Well I put my rod in the sand spike and my reel just fell off, anyone have a spare 6500 body assembly I can buy off them or know how to fix this? I don't really want to pay penn 60 bucks to fix it when I can do it myself. Thanks in advance!


----------



## Scouticus (Jul 23, 2015)

Wow I've never seen that before, that would ruin my day for sure. Hope the repairs go well.


----------



## Turntwo62 (Mar 18, 2017)

http://www.ereplacementparts.com/pe...inning-reel-parts-c-186082_186231_289487.html

15$ from ereplacementparts.com


----------



## AndyS (Nov 22, 2011)




----------



## Ocean Master (May 20, 2008)

I might have one. Ill let you know today. If not i can get one at a discount.

A new body is $9.20. I dont know where you got $60.00.

Keith


----------



## Ocean Master (May 20, 2008)

I have a 4500 and 8500 body. No 6500. I can add it to my cart at Penn parts and have it here in 3 days after ordering.


----------



## ChileRelleno (Jul 7, 2012)

Keith has you covered, I'd have him take care of it.
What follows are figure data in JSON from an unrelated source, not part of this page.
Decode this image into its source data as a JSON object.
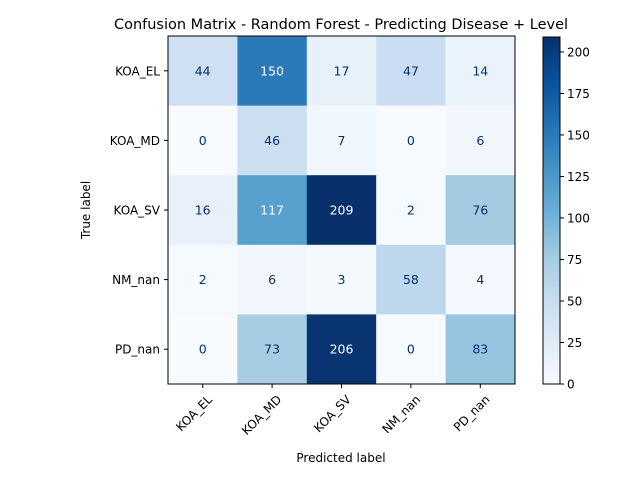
{
  "chart_data": {
    "type": "heatmap",
    "title": "Confusion Matrix - Random Forest - Predicting Disease + Level",
    "xlabel": "Predicted label",
    "ylabel": "True label",
    "row_labels": [
      "KOA_EL",
      "KOA_MD",
      "KOA_SV",
      "NM_nan",
      "PD_nan"
    ],
    "col_labels": [
      "KOA_EL",
      "KOA_MD",
      "KOA_SV",
      "NM_nan",
      "PD_nan"
    ],
    "matrix": [
      [
        44,
        150,
        17,
        47,
        14
      ],
      [
        0,
        46,
        7,
        0,
        6
      ],
      [
        16,
        117,
        209,
        2,
        76
      ],
      [
        2,
        6,
        3,
        58,
        4
      ],
      [
        0,
        73,
        206,
        0,
        83
      ]
    ],
    "colormap": "Blues",
    "colorbar": {
      "min": 0,
      "max": 209,
      "ticks": [
        0,
        25,
        50,
        75,
        100,
        125,
        150,
        175,
        200
      ]
    },
    "grid": false,
    "text_color_light": "#ffffff",
    "text_color_dark": "#08306b"
  }
}
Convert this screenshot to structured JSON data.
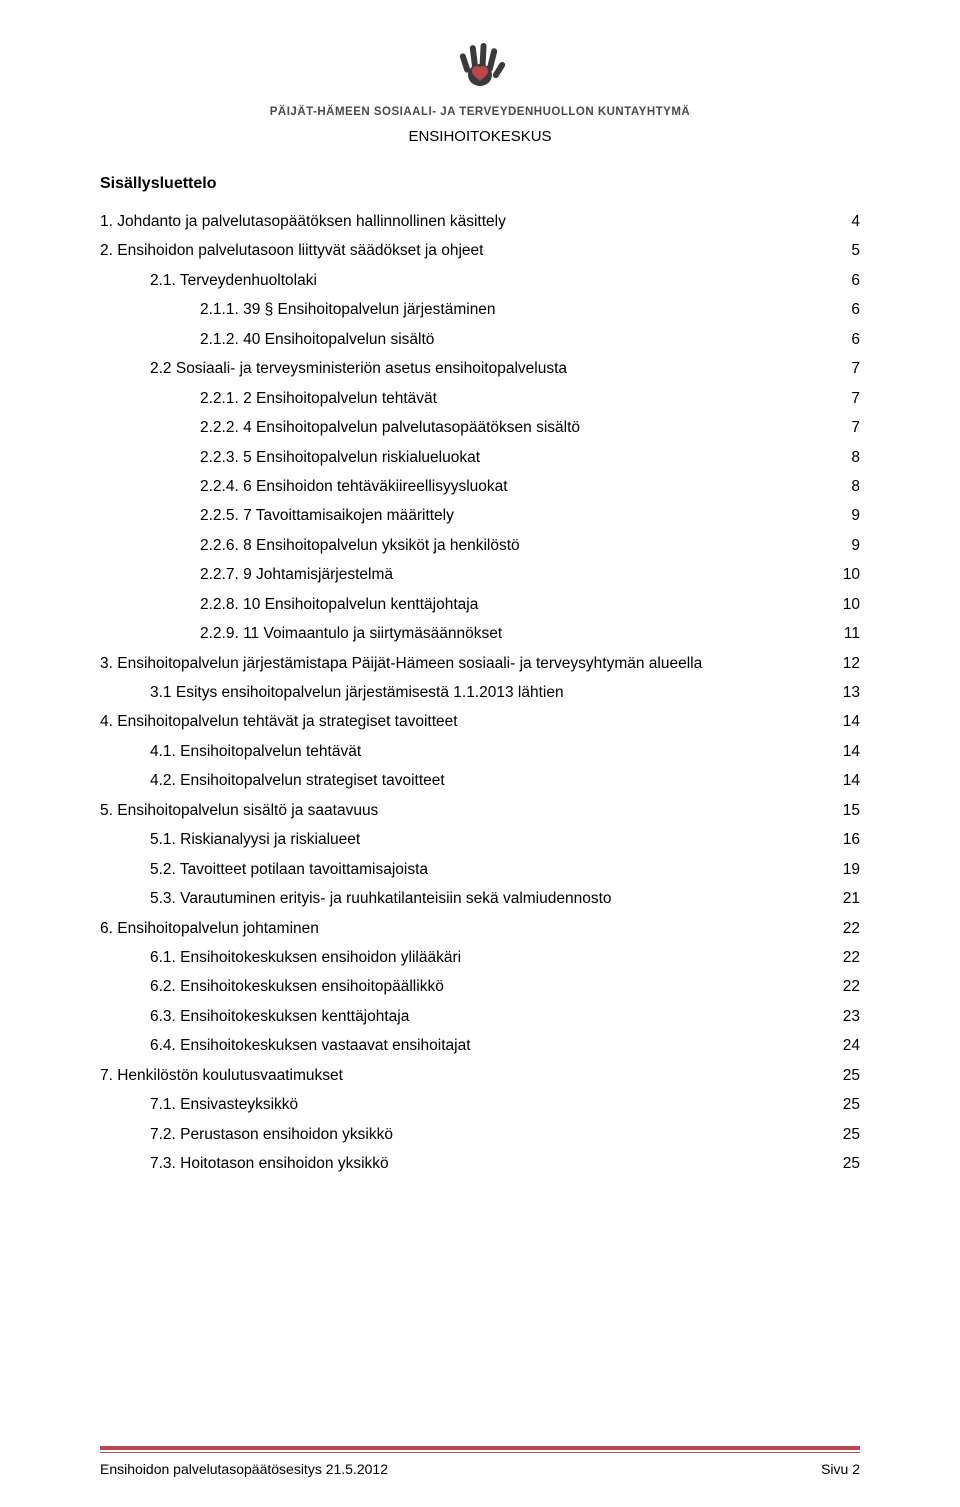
{
  "header": {
    "org_name": "PÄIJÄT-HÄMEEN SOSIAALI- JA TERVEYDENHUOLLON KUNTAYHTYMÄ",
    "subtitle": "ENSIHOITOKESKUS",
    "logo_colors": {
      "hand": "#3b3b3b",
      "heart": "#b9474b"
    }
  },
  "toc_title": "Sisällysluettelo",
  "toc": [
    {
      "level": 0,
      "label": "1. Johdanto ja palvelutasopäätöksen hallinnollinen käsittely",
      "page": "4"
    },
    {
      "level": 0,
      "label": "2. Ensihoidon palvelutasoon liittyvät säädökset ja ohjeet",
      "page": "5"
    },
    {
      "level": 1,
      "label": "2.1. Terveydenhuoltolaki",
      "page": "6"
    },
    {
      "level": 2,
      "label": "2.1.1. 39 § Ensihoitopalvelun järjestäminen",
      "page": "6"
    },
    {
      "level": 2,
      "label": "2.1.2. 40 Ensihoitopalvelun sisältö",
      "page": "6"
    },
    {
      "level": 1,
      "label": "2.2 Sosiaali- ja terveysministeriön asetus ensihoitopalvelusta",
      "page": "7"
    },
    {
      "level": 2,
      "label": "2.2.1. 2 Ensihoitopalvelun tehtävät",
      "page": "7"
    },
    {
      "level": 2,
      "label": "2.2.2. 4 Ensihoitopalvelun palvelutasopäätöksen sisältö",
      "page": "7"
    },
    {
      "level": 2,
      "label": "2.2.3. 5 Ensihoitopalvelun riskialueluokat",
      "page": "8"
    },
    {
      "level": 2,
      "label": "2.2.4. 6 Ensihoidon tehtäväkiireellisyysluokat",
      "page": "8"
    },
    {
      "level": 2,
      "label": "2.2.5. 7 Tavoittamisaikojen määrittely",
      "page": "9"
    },
    {
      "level": 2,
      "label": "2.2.6. 8 Ensihoitopalvelun yksiköt ja henkilöstö",
      "page": "9"
    },
    {
      "level": 2,
      "label": "2.2.7. 9 Johtamisjärjestelmä",
      "page": "10"
    },
    {
      "level": 2,
      "label": "2.2.8. 10 Ensihoitopalvelun kenttäjohtaja",
      "page": "10"
    },
    {
      "level": 2,
      "label": "2.2.9. 11 Voimaantulo ja siirtymäsäännökset",
      "page": "11"
    },
    {
      "level": 0,
      "label": "3. Ensihoitopalvelun järjestämistapa Päijät-Hämeen sosiaali- ja terveysyhtymän alueella",
      "page": "12"
    },
    {
      "level": 1,
      "label": "3.1 Esitys ensihoitopalvelun järjestämisestä 1.1.2013 lähtien",
      "page": "13"
    },
    {
      "level": 0,
      "label": "4. Ensihoitopalvelun tehtävät ja strategiset tavoitteet",
      "page": "14"
    },
    {
      "level": 1,
      "label": "4.1. Ensihoitopalvelun tehtävät",
      "page": "14"
    },
    {
      "level": 1,
      "label": "4.2. Ensihoitopalvelun strategiset tavoitteet",
      "page": "14"
    },
    {
      "level": 0,
      "label": "5. Ensihoitopalvelun sisältö ja saatavuus",
      "page": "15"
    },
    {
      "level": 1,
      "label": "5.1. Riskianalyysi ja riskialueet",
      "page": "16"
    },
    {
      "level": 1,
      "label": "5.2. Tavoitteet potilaan tavoittamisajoista",
      "page": "19"
    },
    {
      "level": 1,
      "label": "5.3. Varautuminen erityis- ja ruuhkatilanteisiin sekä valmiudennosto",
      "page": "21"
    },
    {
      "level": 0,
      "label": "6. Ensihoitopalvelun johtaminen",
      "page": "22"
    },
    {
      "level": 1,
      "label": "6.1. Ensihoitokeskuksen ensihoidon ylilääkäri",
      "page": "22"
    },
    {
      "level": 1,
      "label": "6.2. Ensihoitokeskuksen ensihoitopäällikkö",
      "page": "22"
    },
    {
      "level": 1,
      "label": "6.3. Ensihoitokeskuksen kenttäjohtaja",
      "page": "23"
    },
    {
      "level": 1,
      "label": "6.4. Ensihoitokeskuksen vastaavat ensihoitajat",
      "page": "24"
    },
    {
      "level": 0,
      "label": "7. Henkilöstön koulutusvaatimukset",
      "page": "25"
    },
    {
      "level": 1,
      "label": "7.1. Ensivasteyksikkö",
      "page": "25"
    },
    {
      "level": 1,
      "label": "7.2. Perustason ensihoidon yksikkö",
      "page": "25"
    },
    {
      "level": 1,
      "label": "7.3. Hoitotason ensihoidon yksikkö",
      "page": "25"
    }
  ],
  "footer": {
    "left": "Ensihoidon palvelutasopäätösesitys 21.5.2012",
    "right": "Sivu 2",
    "line_color": "#b9474b"
  }
}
I was just gonna say, if ya order it yourself, make sure you get the correct one.
.293 pin for a 5/16" crosswind gear
$16. at PennParts.com
https://store.scottsbt.com/1-SSV6500BLS-Housing-516-Crosswind-Post-MEASURE-P28870.aspx


----------



## bwise (Apr 8, 2012)

Ocean Master if you could do that, that would be awesome! I was looking at ereplacementparts and found it on there but I will take one for $10 and it will get here sooner.


----------



## Ocean Master (May 20, 2008)

They show 7 to 10 before shipping. That means they have to order the part. I have it on the way. $9.20 total cost. No shipping charges.

Keith


----------



## bwise (Apr 8, 2012)

Thanks so much sir!


----------



## Diggety (Dec 31, 2016)

I've never seen anything like that. Aside from Sasquatch stomping on it what could cause that to happen?


----------



## Ocean Master (May 20, 2008)

I have the new body in hand. Plus any other parts needed to make the swap if the old body is different.

Keith


----------



## bwise (Apr 8, 2012)

pm sent


----------



## bwise (Apr 8, 2012)

Went to Keiths house to get the part and he had the new body and had to put a new crosswind gear in and everything was done in under 30 mins. Props to you Keith, thanks sir it is much appreciated!


----------



## NoMoSurf (Oct 2, 2007)

Keith is the MAN!


----------